Akademik Veri Yönetim Sistemi
Structures, cilt.80, 2025 (SCI-Expanded, Scopus)
Past devastating earthquakes highlight the importance of seismic-resilient design and proper construction practices for reinforced concrete (RC) buildings. One of the most common structural deficiencies causing collapse of RC buildings is the stiffness irregularity, between adjacent stories, which is termed as the soft-story irregularity. Seismic design codes assess soft-story irregularity using either the relative story stiffness ratio or the inter-story drift ratio (ISDR). This study investigates the reliability of these criteria through a parametric analysis of 5-, 10-, and 15-story RC frame buildings designed as per code requirements.
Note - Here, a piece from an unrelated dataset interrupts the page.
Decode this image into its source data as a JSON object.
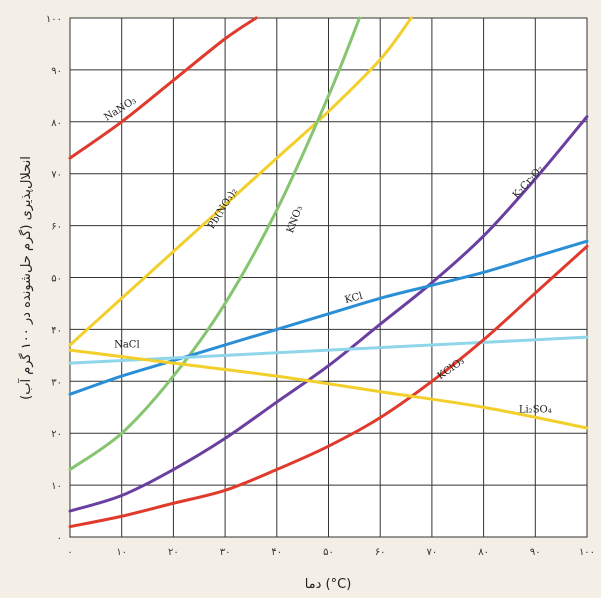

Soft-story irregularity was introduced by varying the ground story height. Lateral target displacements of the buildings under Design Basis Earthquake (DBE) and Maximum Considered Earthquake (MCE) levels were estimated using nonlinear pushover analyses considering the first modal shape. RC buildings with low relative story stiffness ratios may not be classified as having soft-story irregularity by the codes that rely on relative ISDR. While increasing the ground story height leads to higher story drift, the greater height in the denominator reduces the sensitivity of ISDR to detect soft-story irregularity. Using the relative story stiffness parameter offers a more consistent and meaningful approach for identifying soft-story behavior. Based on the results, it was observed that the TBEC (2018) criterion fails to detect soft-story irregularities in buildings with significantly reduced ground story stiffness, whereas ASCE 7–22 provides a more consistent identification in line with observed damage patterns. As the story stiffness ratio (k₁/k₂) decreases, drift demands and seismic damage tend to localize in the ground story, increasing the risk of story mechanism formation.